Roasters presented a range of offerings from their coffee menus, using the event to showcase new and exciting coffee concoctions—at the Greater Goods booth, patrons could grab a decaf cold brew with a cascara syrup and oat milk; Wild Gift Coffee, a small Austin-based roastery, purchased a coffee from Columbia specifically to roast for this event.
“This is a unique opportunity for us to be able to reach as many people as possible,” said Clancy Rose, co-founder of Wild Gift. Wild Gift has no retail storefronts, so the Austin Coffee Festival allows Rose to connect with customers and build brand awareness. “Both years have been really good. Last year was a test run—we didn’t know what to expect, and we were a little under-prepared, but we came back ready to rock this year. It’s been a great event.”
For roasters like Wild Gift—and other roasteries without a retail storefront like Creature Coffee, Sightseer, and Haciendo Coffee—the Austin Coffee Festival is a vital nexus point to reach new customers. “We’ve had a ton of consumers, a ton of people that are new to us, and we’re new to them,” said Billy Wiginton of Haciendo Coffee. And it’s not just customers they’re building connections with. “Some of the other roasters have wanted to come and see what we’re about, especially since we’re not in Austin. It’s been nice to meet other roasters and build some new relationships.”
Meeting new people was a common theme among many roasters. Medici Roasting owner Michael Vaclav said that even though they’ve been in Austin for 17 years, they still get people coming up to the table who are unfamiliar with Medici. “It’s a fun way to get your coffee in front of new people,” he said. Leal agrees: “You can’t beat the face-to-face interaction you can get at events like this.”
The Austin Coffee Festival wasn’t just for roasters: attendees could visit booths from Kimbala Chai, a local chai company, Oatly, Minor Figures, Texas-based dairy farm Mill-King, and Loveramics, a ceramics company that has made cups and wares for cafes across the globe.
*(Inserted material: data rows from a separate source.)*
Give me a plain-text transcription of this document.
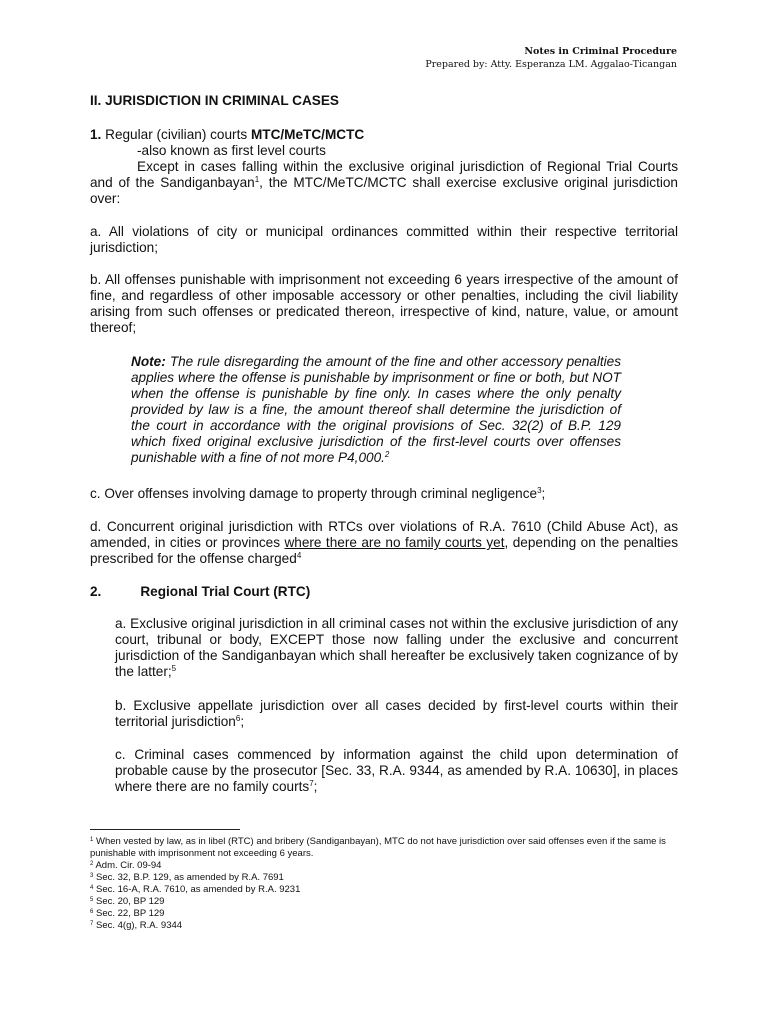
Notes in Criminal Procedure
Prepared by: Atty. Esperanza LM. Aggalao-Ticangan
II. JURISDICTION IN CRIMINAL CASES
1. Regular (civilian) courts MTC/MeTC/MCTC
-also known as first level courts
Except in cases falling within the exclusive original jurisdiction of Regional Trial Courts and of the Sandiganbayan$^1$, the MTC/MeTC/MCTC shall exercise exclusive original jurisdiction over:
a. All violations of city or municipal ordinances committed within their respective territorial jurisdiction;
b. All offenses punishable with imprisonment not exceeding 6 years irrespective of the amount of fine, and regardless of other imposable accessory or other penalties, including the civil liability arising from such offenses or predicated thereon, irrespective of kind, nature, value, or amount thereof;
Note: The rule disregarding the amount of the fine and other accessory penalties applies where the offense is punishable by imprisonment or fine or both, but NOT when the offense is punishable by fine only. In cases where the only penalty provided by law is a fine, the amount thereof shall determine the jurisdiction of the court in accordance with the original provisions of Sec. 32(2) of B.P. 129 which fixed original exclusive jurisdiction of the first-level courts over offenses punishable with a fine of not more P4,000.$^2$
c. Over offenses involving damage to property through criminal negligence$^3$;
d. Concurrent original jurisdiction with RTCs over violations of R.A. 7610 (Child Abuse Act), as amended, in cities or provinces where there are no family courts yet, depending on the penalties prescribed for the offense charged$^4$
2.	Regional Trial Court (RTC)
a. Exclusive original jurisdiction in all criminal cases not within the exclusive jurisdiction of any court, tribunal or body, EXCEPT those now falling under the exclusive and concurrent jurisdiction of the Sandiganbayan which shall hereafter be exclusively taken cognizance of by the latter;$^5$
b. Exclusive appellate jurisdiction over all cases decided by first-level courts within their territorial jurisdiction$^6$;
c. Criminal cases commenced by information against the child upon determination of probable cause by the prosecutor [Sec. 33, R.A. 9344, as amended by R.A. 10630], in places where there are no family courts$^7$;
$^1$ When vested by law, as in libel (RTC) and bribery (Sandiganbayan), MTC do not have jurisdiction over said offenses even if the same is punishable with imprisonment not exceeding 6 years.
$^2$ Adm. Cir. 09-94
$^3$ Sec. 32, B.P. 129, as amended by R.A. 7691
$^4$ Sec. 16-A, R.A. 7610, as amended by R.A. 9231
$^5$ Sec. 20, BP 129
$^6$ Sec. 22, BP 129
$^7$ Sec. 4(g), R.A. 9344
Both Oatly and Minor Figures debuted two new products at the festival: Oatly brought its new oat-based creamer, and Minor Figures debuted its new chai base for cafes. “We are here at the Austin Coffee Festival because we imagine people flocking here love coffee just as much as we do,” says Francesca Salac, director of marketing for Minor Figures. “We’re excited to introduce them to the product and give them a chance to try it.”
Based on the lines at the Minor Figures booth—and every booth—it was clear that Austin residents were ready to try new things and celebrate their love of coffee. The Austin Coffee Festival was full of delight: at every corner you turned, people were enjoying fun coffee concoctions, meeting new friends, and perhaps finding a new favorite roaster or a brand they didn’t know existed before.